Taking all the presented findings together, psychology has a lot to say about how to design policy that deals successfully with climate change. Firstly, a careful analysis of behaviour is necessary. People’s behaviour is related to climate change in many ways: people vote for parties that support more or less extreme climate change strategies; people support lobbyists for climate protection measures or they do not; people make decisions about what types of cars, household equipment, insulation, etc. they want to use; people make decisions about what kind of new technology they adopt; people implement CO2-saving behaviour into their everyday lives or they do not; people decide where they want to live and how to protect themselves against predicted changes in their local climate. Understanding all these different types of behaviour and influencing them might be the key to successful mitigation and adaptation to climate change. I hope that the preceding sections have displayed how complex people’s behaviour is and what psychological mechanisms are that have to be taken into account. I would like to finish this paper with just one suggestion for each section, based on theory and empirical findings about necessary changes in facing and communicating the challenge of climate change.

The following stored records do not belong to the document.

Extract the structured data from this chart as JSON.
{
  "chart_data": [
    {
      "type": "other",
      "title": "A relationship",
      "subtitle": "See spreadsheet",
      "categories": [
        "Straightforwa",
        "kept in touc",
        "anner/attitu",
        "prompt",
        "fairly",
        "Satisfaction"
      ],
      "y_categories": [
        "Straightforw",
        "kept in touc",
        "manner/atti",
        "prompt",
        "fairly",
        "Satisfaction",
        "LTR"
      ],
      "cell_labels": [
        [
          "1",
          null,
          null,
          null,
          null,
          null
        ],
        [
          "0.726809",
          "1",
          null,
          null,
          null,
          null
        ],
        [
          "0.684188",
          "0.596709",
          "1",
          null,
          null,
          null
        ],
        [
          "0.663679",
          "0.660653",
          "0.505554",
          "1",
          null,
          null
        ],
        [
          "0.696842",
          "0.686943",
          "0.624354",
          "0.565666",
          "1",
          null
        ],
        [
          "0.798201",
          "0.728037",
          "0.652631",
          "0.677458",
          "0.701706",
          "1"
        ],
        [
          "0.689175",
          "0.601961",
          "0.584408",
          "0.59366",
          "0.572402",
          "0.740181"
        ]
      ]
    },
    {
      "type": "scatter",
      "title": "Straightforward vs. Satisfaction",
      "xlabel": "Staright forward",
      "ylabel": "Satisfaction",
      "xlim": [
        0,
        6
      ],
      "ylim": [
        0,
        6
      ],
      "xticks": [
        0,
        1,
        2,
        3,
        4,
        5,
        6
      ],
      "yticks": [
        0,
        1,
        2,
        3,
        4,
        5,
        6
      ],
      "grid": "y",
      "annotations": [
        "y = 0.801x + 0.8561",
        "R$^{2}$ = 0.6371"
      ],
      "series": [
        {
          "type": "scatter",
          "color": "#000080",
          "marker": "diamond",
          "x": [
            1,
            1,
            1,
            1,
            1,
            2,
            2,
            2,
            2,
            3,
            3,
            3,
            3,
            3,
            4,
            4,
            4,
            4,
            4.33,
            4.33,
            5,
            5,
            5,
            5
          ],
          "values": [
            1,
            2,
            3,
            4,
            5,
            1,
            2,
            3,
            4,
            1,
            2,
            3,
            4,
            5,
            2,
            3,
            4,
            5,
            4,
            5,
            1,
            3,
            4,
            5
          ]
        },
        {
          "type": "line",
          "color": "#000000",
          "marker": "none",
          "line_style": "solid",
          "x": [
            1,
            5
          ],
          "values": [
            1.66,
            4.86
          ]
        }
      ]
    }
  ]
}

If we want people to show adequate mitigation of and adaptation to climate change, we have to make sure that the basic principles of climate change are understood. As the climate system is too complex to be fully understood, helpful but still sufficiently correct metaphors are necessary to communicate climate change to laypeople. People’s mental models about climate change have to become more integrated; the link between personal behaviour and global processes have to be particularly addressed in the future. Climate scientists should not be afraid to simplify as much as necessary in order to connect to ordinary people’s needs. Climate change needs to be experienced more directly and more emotionally by ordinary people. Powerful images, art, simulations, documentaries, or the use of symbolic icons that are emotionally loaded (like the polar bear) might help to achieve this more direct and emotional experience of climate change. Even if a single hurricane is probably not directly connected to climate change, it could become a symbol for a possible future where such events are much more likely. Examples of (possible) climate change effects “in the own backyard” might help decrease the personal irrelevance of climate change compared to the effects on people in other places in the world or non-human nature. The multi-determination of behaviour makes it necessary to identify relevant predictors of the behaviour in question in all important subgroups of people at a given time. Intervention strategies have to be tailored carefully to the result of this analysis. One intervention package that fits all people at all points in time does not exist. Finally, it is necessary to take people’s feedback and experiences seriously. They determine how they organize their future behaviour. It seems that there is a need for much more psychology in the climate change debate.